Seeing that success persuaded him to commit to a massive software development process. “I was basically taking everything that we were learning from these pods and using that to inform the design of this three-sided marketplace to allow any host site in the community—it could be a business, it could be a church, it could be a private residence with some basement space or barns or whatever. They could just put all that infrastructure on the platform and then choose which teachers they want to give their spaces to,” says James. “Once you’ve got teachers and families interested in a site, those teachers and families can just interact directly to enroll and launch their pods.”
It took more than two years to develop the app because three-sided marketplaces are very complex. With Uber, you just need a driver who has their own car and a rider. With Airbnb, you just need a location and a renter. But Edefy is connecting three separate entities: the site, the teacher, and the families. After downloading the app and creating a profile, users select their roles (family, teacher, host). A user can select a combination of roles; for example, a parent may also be a teacher, or a teacher may also be a host if they already have a location. They can then search by location to see what sites, teachers, or families are registered near them.
Much of James’s initial motivation was student-focused because he’d seen how successful kids could be in small, positive learning environments with personal attention from a dedicated teacher. But he soon realized the benefits went beyond students. “This really changes the teaching career path, too. Because when you free teachers from these arbitrary pay scales and now as they really build demand and you see their outcomes and their results, gifted teachers are going to be in really high demand from families,” he says. “If you think about, say, a teacher teaching at a $30,000-a-year private school. She could leave that and teach 10–12 kids at $8–10,000 per kid instead of $30,000. And that teacher can make quite a bit more than she was getting paid at that private school. So there’s some pretty amazing value unlock that this can create.”

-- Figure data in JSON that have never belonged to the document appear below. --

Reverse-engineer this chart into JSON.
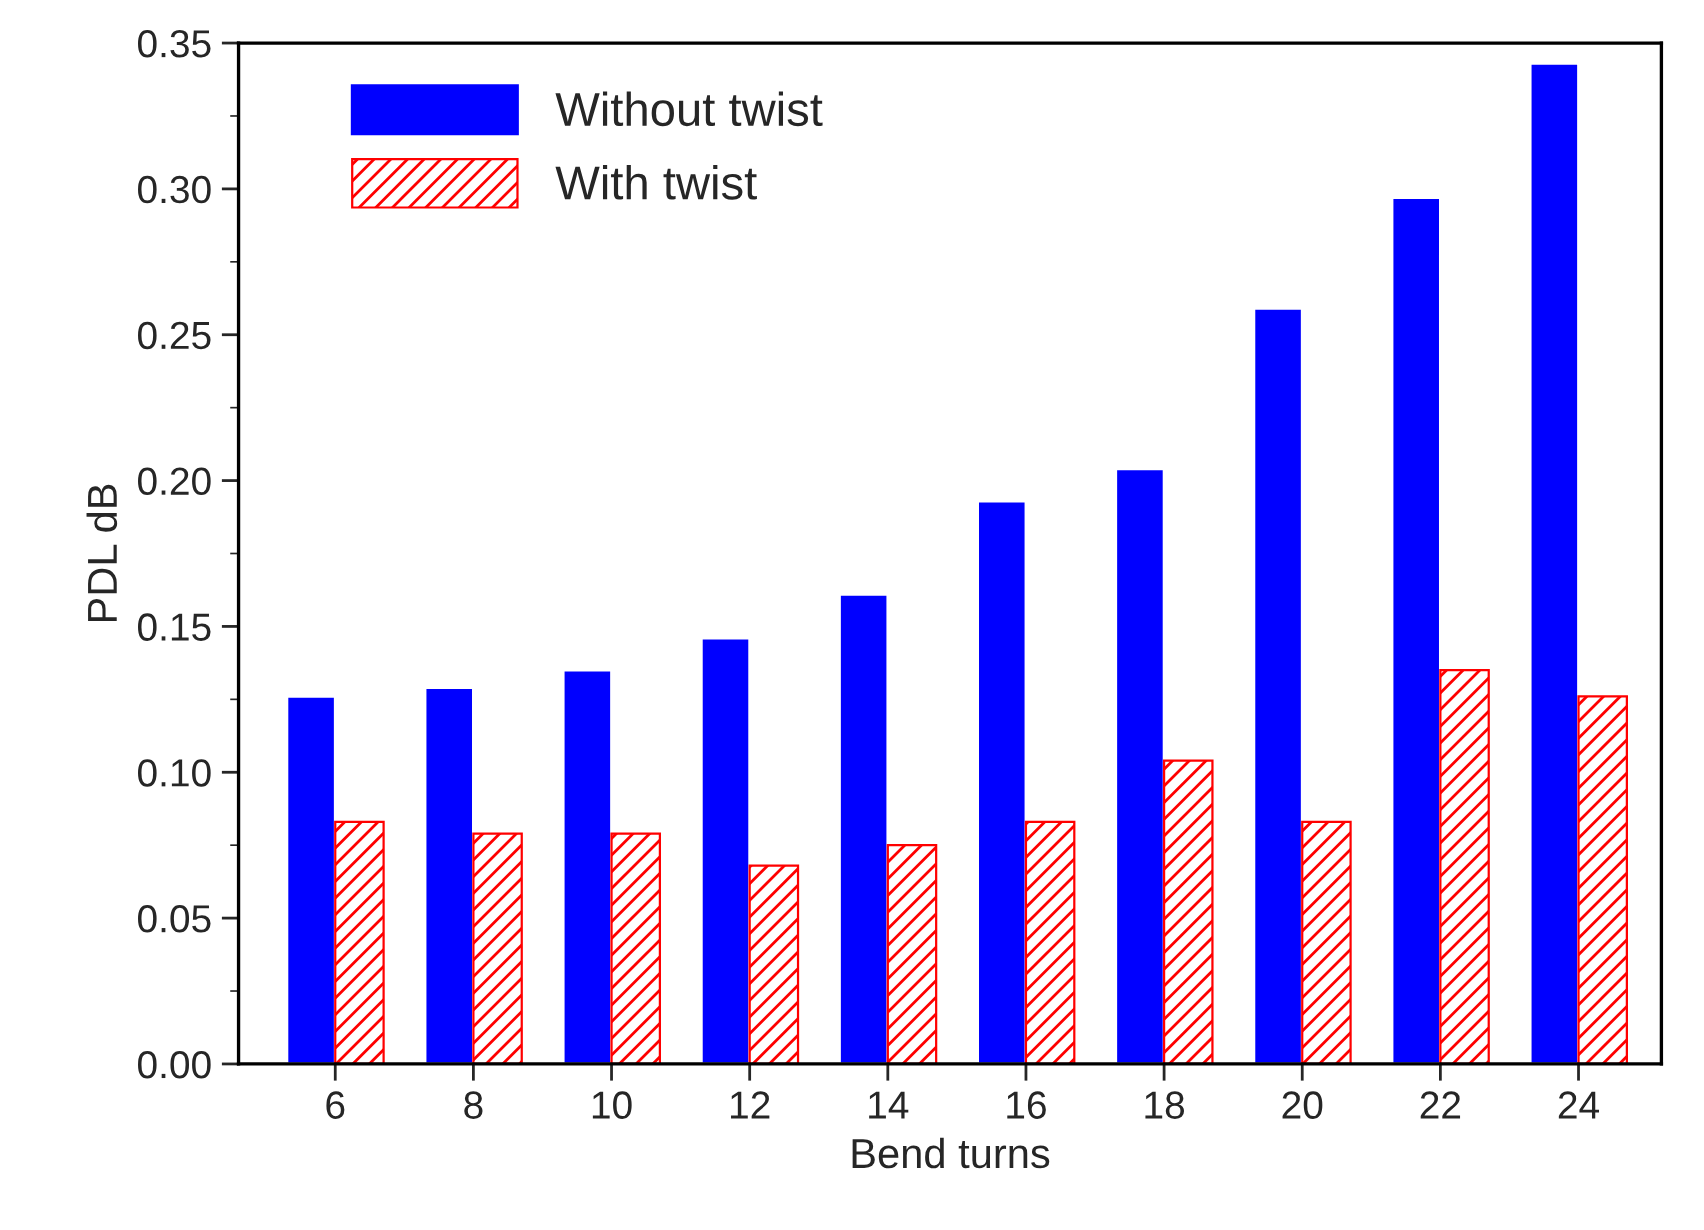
{
  "chart_data": {
    "type": "bar",
    "xlabel": "Bend turns",
    "ylabel": "PDL dB",
    "categories": [
      "6",
      "8",
      "10",
      "12",
      "14",
      "16",
      "18",
      "20",
      "22",
      "24"
    ],
    "series": [
      {
        "name": "Without twist",
        "color": "#0000ff",
        "values": [
          0.126,
          0.129,
          0.135,
          0.146,
          0.161,
          0.193,
          0.204,
          0.259,
          0.297,
          0.343
        ]
      },
      {
        "name": "With twist",
        "color": "#ff0000",
        "values": [
          0.083,
          0.079,
          0.079,
          0.068,
          0.075,
          0.083,
          0.104,
          0.083,
          0.135,
          0.126
        ]
      }
    ],
    "ylim": [
      0,
      0.35
    ],
    "yticks": [
      {
        "value": 0,
        "label": "0.00"
      },
      {
        "value": 0.05,
        "label": "0.05"
      },
      {
        "value": 0.1,
        "label": "0.10"
      },
      {
        "value": 0.15,
        "label": "0.15"
      },
      {
        "value": 0.2,
        "label": "0.20"
      },
      {
        "value": 0.25,
        "label": "0.25"
      },
      {
        "value": 0.3,
        "label": "0.30"
      },
      {
        "value": 0.35,
        "label": "0.35"
      }
    ],
    "grid": false,
    "legend": "top left"
  }
}
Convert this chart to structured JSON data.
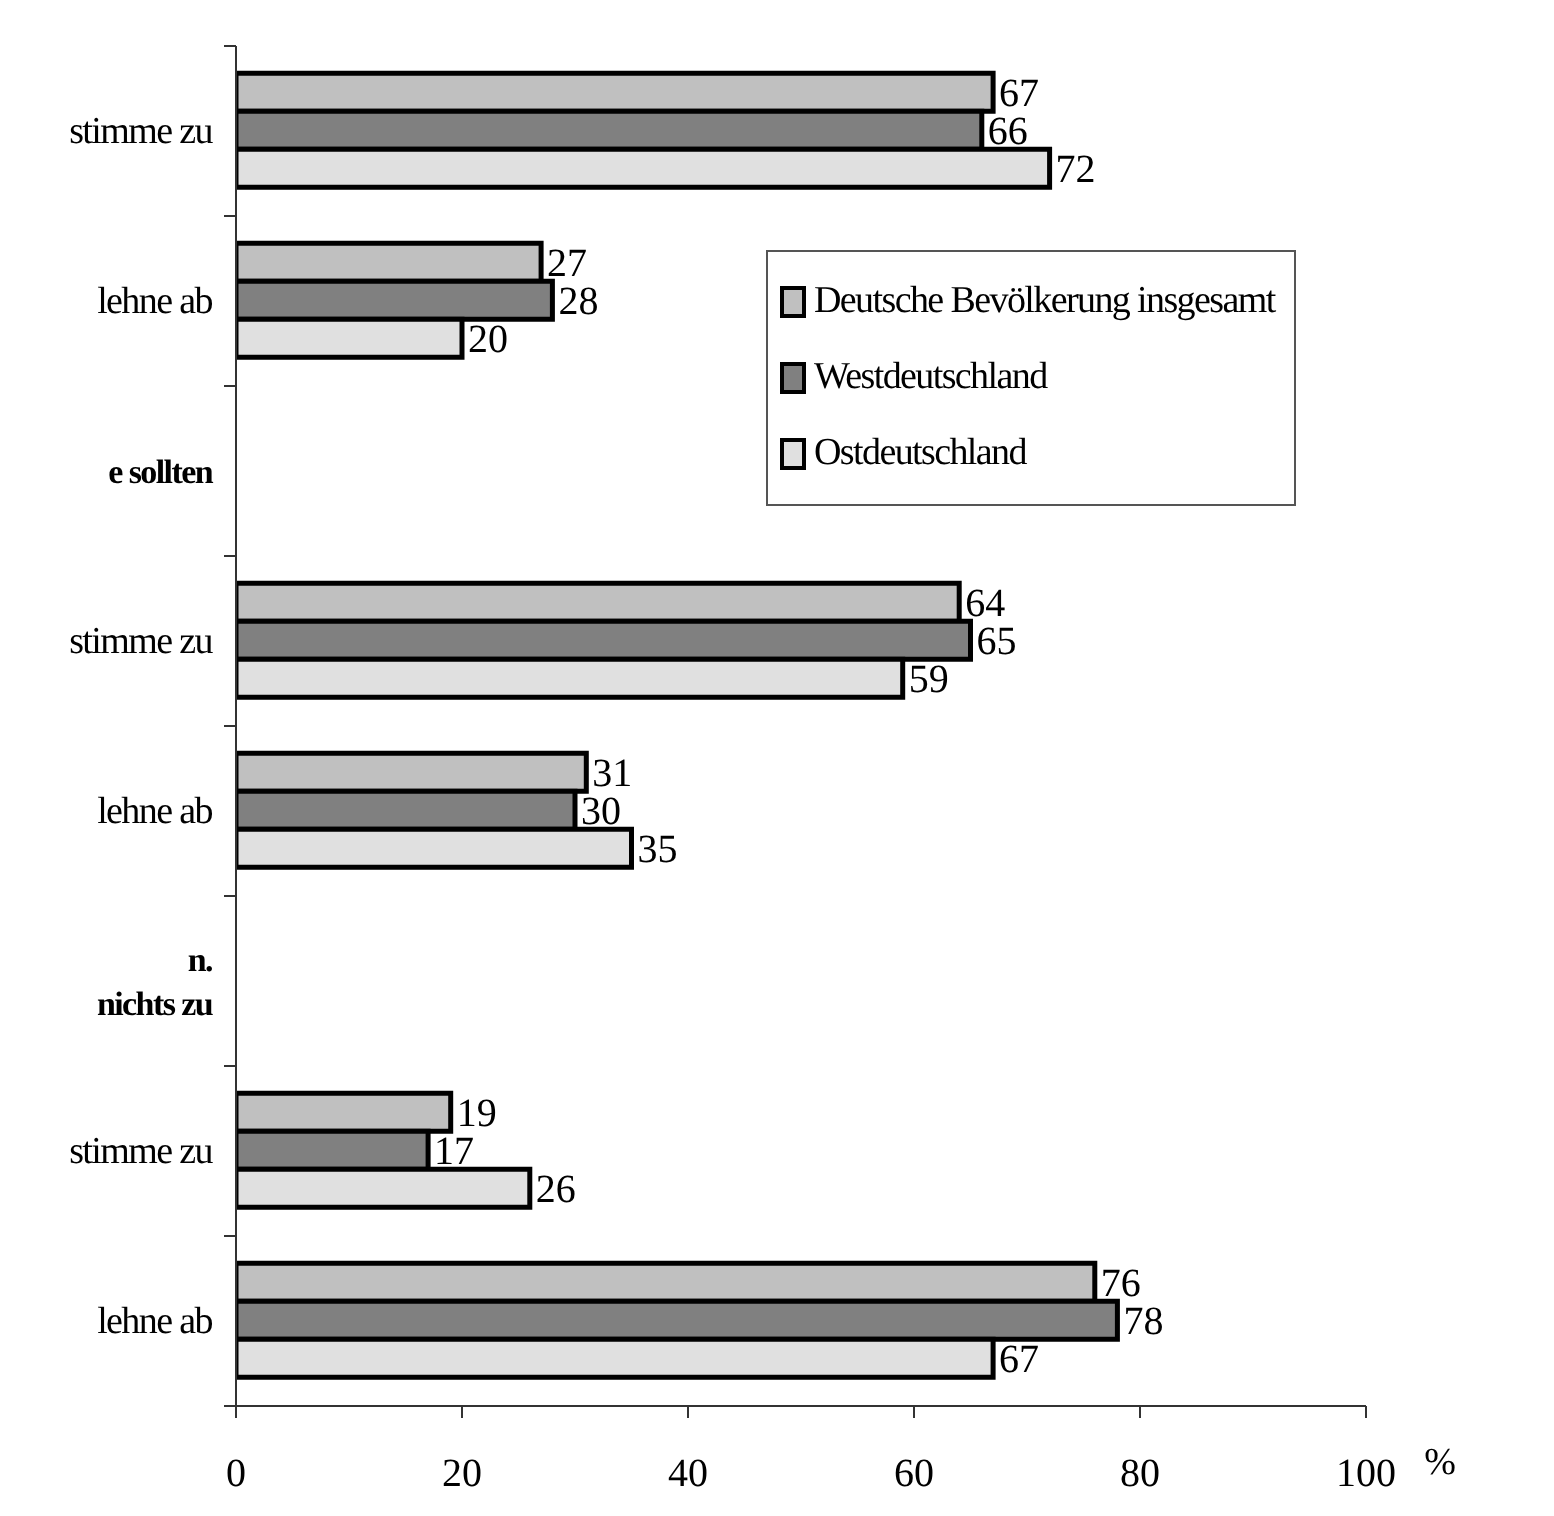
{
  "chart_data": {
    "type": "bar",
    "orientation": "horizontal",
    "categories": [
      "stimme zu",
      "lehne ab",
      "e sollten",
      "stimme zu",
      "lehne ab",
      "n.\nnichts zu",
      "stimme zu",
      "lehne ab"
    ],
    "series": [
      {
        "name": "Deutsche Bevölkerung insgesamt",
        "color": "#c0c0c0",
        "values": [
          67,
          27,
          null,
          64,
          31,
          null,
          19,
          76
        ]
      },
      {
        "name": "Westdeutschland",
        "color": "#808080",
        "values": [
          66,
          28,
          null,
          65,
          30,
          null,
          17,
          78
        ]
      },
      {
        "name": "Ostdeutschland",
        "color": "#e0e0e0",
        "values": [
          72,
          20,
          null,
          59,
          35,
          null,
          26,
          67
        ]
      }
    ],
    "xlim": [
      0,
      100
    ],
    "xticks": [
      0,
      20,
      40,
      60,
      80,
      100
    ],
    "xlabel": "%",
    "data_labels": true,
    "grid": false,
    "legend": "top right"
  }
}
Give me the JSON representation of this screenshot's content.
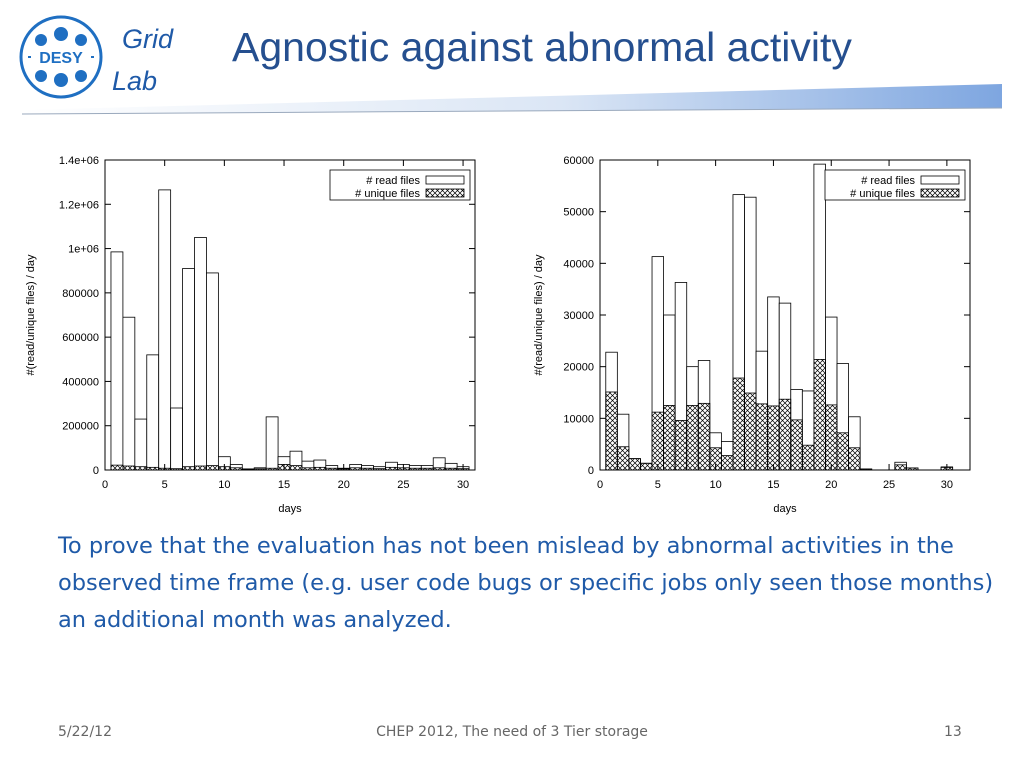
{
  "header": {
    "logo_text": "DESY",
    "grid_label": "Grid",
    "lab_label": "Lab",
    "title": "Agnostic against abnormal activity"
  },
  "colors": {
    "title": "#254f8f",
    "accent": "#1f5aa8",
    "bar_gradient_start": "#ffffff",
    "bar_gradient_end": "#8fb4e6"
  },
  "chart_data": [
    {
      "type": "bar",
      "xlabel": "days",
      "ylabel": "#(read/unique files) / day",
      "xlim": [
        0,
        31
      ],
      "ylim": [
        0,
        1400000
      ],
      "x_ticks": [
        0,
        5,
        10,
        15,
        20,
        25,
        30
      ],
      "y_ticks": [
        0,
        200000,
        400000,
        600000,
        800000,
        1000000,
        1200000,
        1400000
      ],
      "y_tick_labels": [
        "0",
        "200000",
        "400000",
        "600000",
        "800000",
        "1e+06",
        "1.2e+06",
        "1.4e+06"
      ],
      "legend_position": "top-right",
      "x": [
        1,
        2,
        3,
        4,
        5,
        6,
        7,
        8,
        9,
        10,
        11,
        12,
        13,
        14,
        15,
        16,
        17,
        18,
        19,
        20,
        21,
        22,
        23,
        24,
        25,
        26,
        27,
        28,
        29,
        30
      ],
      "series": [
        {
          "name": "# read files",
          "style": "open",
          "values": [
            985000,
            690000,
            230000,
            520000,
            1265000,
            280000,
            910000,
            1050000,
            890000,
            60000,
            25000,
            5000,
            10000,
            240000,
            60000,
            85000,
            40000,
            45000,
            20000,
            8000,
            25000,
            20000,
            15000,
            35000,
            25000,
            20000,
            20000,
            55000,
            30000,
            15000
          ]
        },
        {
          "name": "# unique files",
          "style": "crosshatch",
          "values": [
            22000,
            18000,
            15000,
            12000,
            8000,
            6000,
            15000,
            18000,
            20000,
            15000,
            10000,
            3000,
            5000,
            8000,
            25000,
            20000,
            10000,
            12000,
            8000,
            5000,
            10000,
            8000,
            6000,
            12000,
            10000,
            8000,
            8000,
            10000,
            8000,
            6000
          ]
        }
      ]
    },
    {
      "type": "bar",
      "xlabel": "days",
      "ylabel": "#(read/unique files) / day",
      "xlim": [
        0,
        32
      ],
      "ylim": [
        0,
        60000
      ],
      "x_ticks": [
        0,
        5,
        10,
        15,
        20,
        25,
        30
      ],
      "y_ticks": [
        0,
        10000,
        20000,
        30000,
        40000,
        50000,
        60000
      ],
      "y_tick_labels": [
        "0",
        "10000",
        "20000",
        "30000",
        "40000",
        "50000",
        "60000"
      ],
      "legend_position": "top-right",
      "x": [
        1,
        2,
        3,
        4,
        5,
        6,
        7,
        8,
        9,
        10,
        11,
        12,
        13,
        14,
        15,
        16,
        17,
        18,
        19,
        20,
        21,
        22,
        23,
        24,
        25,
        26,
        27,
        28,
        29,
        30
      ],
      "series": [
        {
          "name": "# read files",
          "style": "open",
          "values": [
            22800,
            10800,
            2200,
            1300,
            41300,
            30000,
            36300,
            20000,
            21200,
            7200,
            5500,
            53300,
            52800,
            23000,
            33500,
            32300,
            15600,
            15300,
            59200,
            29600,
            20600,
            10300,
            200,
            0,
            0,
            1500,
            400,
            0,
            0,
            600
          ]
        },
        {
          "name": "# unique files",
          "style": "crosshatch",
          "values": [
            15100,
            4500,
            2200,
            1300,
            11200,
            12500,
            9600,
            12500,
            12900,
            4300,
            2800,
            17800,
            14900,
            12800,
            12400,
            13700,
            9700,
            4800,
            21400,
            12600,
            7200,
            4300,
            200,
            0,
            0,
            1000,
            400,
            0,
            0,
            500
          ]
        }
      ]
    }
  ],
  "body": {
    "text": "To prove that the evaluation has not been mislead by abnormal activities in the observed time frame (e.g. user code bugs or specific jobs only seen those months) an additional month was analyzed."
  },
  "footer": {
    "date": "5/22/12",
    "center": "CHEP 2012, The need of 3 Tier storage",
    "page": "13"
  }
}
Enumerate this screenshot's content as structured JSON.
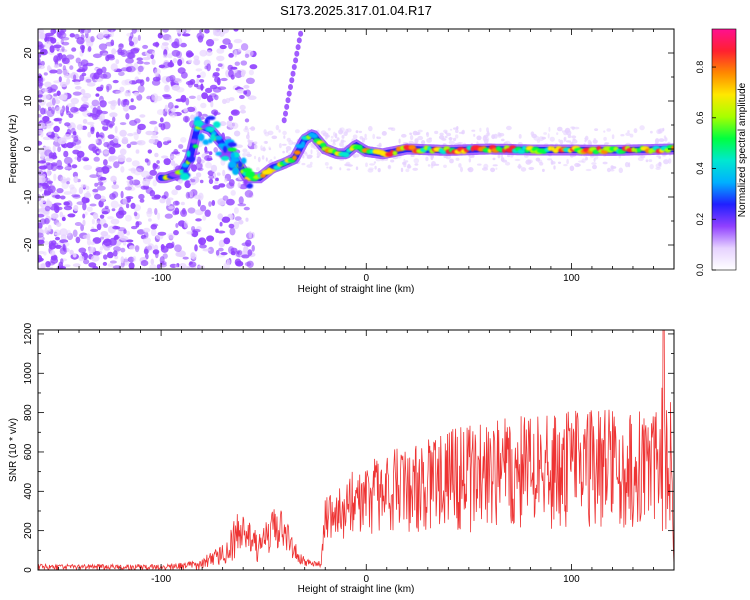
{
  "title": "S173.2025.317.01.04.R17",
  "colors": {
    "snr_line": "#ee3333",
    "axis": "#000000",
    "colormap": [
      "#ffffff",
      "#e6d2ff",
      "#9040ff",
      "#2020ff",
      "#00b0ff",
      "#00e8d0",
      "#00ff40",
      "#a8ff00",
      "#ffe800",
      "#ff8800",
      "#ff2030",
      "#ff1090"
    ]
  },
  "chart_data": [
    {
      "type": "heatmap",
      "title": "S173.2025.317.01.04.R17",
      "xlabel": "Height of straight line (km)",
      "ylabel": "Frequency (Hz)",
      "xlim": [
        -160,
        150
      ],
      "ylim": [
        -25,
        25
      ],
      "xticks": [
        -100,
        0,
        100
      ],
      "yticks": [
        -20,
        -10,
        0,
        10,
        20
      ],
      "colorbar": {
        "label": "Normalized spectral amplitude",
        "range": [
          0,
          0.95
        ],
        "ticks": [
          0.0,
          0.2,
          0.4,
          0.6,
          0.8
        ]
      },
      "ridge": [
        {
          "x": -98,
          "y": -6
        },
        {
          "x": -90,
          "y": -5
        },
        {
          "x": -86,
          "y": -2
        },
        {
          "x": -82,
          "y": 5
        },
        {
          "x": -76,
          "y": 4
        },
        {
          "x": -70,
          "y": 1
        },
        {
          "x": -64,
          "y": -2
        },
        {
          "x": -58,
          "y": -6
        },
        {
          "x": -52,
          "y": -6
        },
        {
          "x": -46,
          "y": -4
        },
        {
          "x": -40,
          "y": -3
        },
        {
          "x": -35,
          "y": -2
        },
        {
          "x": -30,
          "y": 2
        },
        {
          "x": -26,
          "y": 3
        },
        {
          "x": -20,
          "y": 0
        },
        {
          "x": -14,
          "y": -1
        },
        {
          "x": -10,
          "y": -1
        },
        {
          "x": -5,
          "y": 0.8
        },
        {
          "x": 0,
          "y": -0.5
        },
        {
          "x": 8,
          "y": -1
        },
        {
          "x": 20,
          "y": 0
        },
        {
          "x": 40,
          "y": -0.3
        },
        {
          "x": 60,
          "y": 0
        },
        {
          "x": 80,
          "y": -0.2
        },
        {
          "x": 100,
          "y": -0.2
        },
        {
          "x": 120,
          "y": -0.3
        },
        {
          "x": 150,
          "y": 0
        }
      ]
    },
    {
      "type": "line",
      "xlabel": "Height of straight line (km)",
      "ylabel": "SNR (10 * v/v)",
      "xlim": [
        -160,
        150
      ],
      "ylim": [
        0,
        1220
      ],
      "xticks": [
        -100,
        0,
        100
      ],
      "yticks": [
        0,
        200,
        400,
        600,
        800,
        1000,
        1200
      ],
      "envelope": {
        "x": [
          -160,
          -95,
          -82,
          -70,
          -64,
          -58,
          -52,
          -46,
          -42,
          -36,
          -30,
          -22,
          -20,
          -10,
          0,
          20,
          40,
          60,
          80,
          100,
          120,
          135,
          148,
          150
        ],
        "mean": [
          15,
          15,
          25,
          80,
          170,
          160,
          110,
          190,
          230,
          110,
          40,
          30,
          260,
          320,
          360,
          420,
          450,
          480,
          500,
          510,
          520,
          540,
          600,
          200
        ],
        "amp": [
          15,
          15,
          25,
          50,
          120,
          100,
          80,
          110,
          120,
          60,
          20,
          15,
          110,
          160,
          190,
          230,
          270,
          280,
          290,
          300,
          310,
          320,
          420,
          200
        ]
      },
      "peak": {
        "x": 145,
        "y": 1220
      }
    }
  ]
}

As the Friday Feature shows each week, the possibilities are almost limitless when it comes to education today. For education entrepreneurs, finding a suitable and available location is often the biggest challenge. Finding interested families is also near the top of the list. Edefy can help solve both challenges. “This can really break that monopoly on infrastructure and logistics that government education has right now,” James points out.
Given his embrace of educational freedom, it’s not surprising that James is interested in participating in school choice programs where possible. Since Edefy students are considered homeschoolers, he’s looking into states that have the most flexible funding. “We actually just got approved on the Arizona platform,” he says, adding that he hopes that if Edefy catches on and policymakers see how it benefits students and teachers, it will help “drive more homeschool-friendly school choice funding.”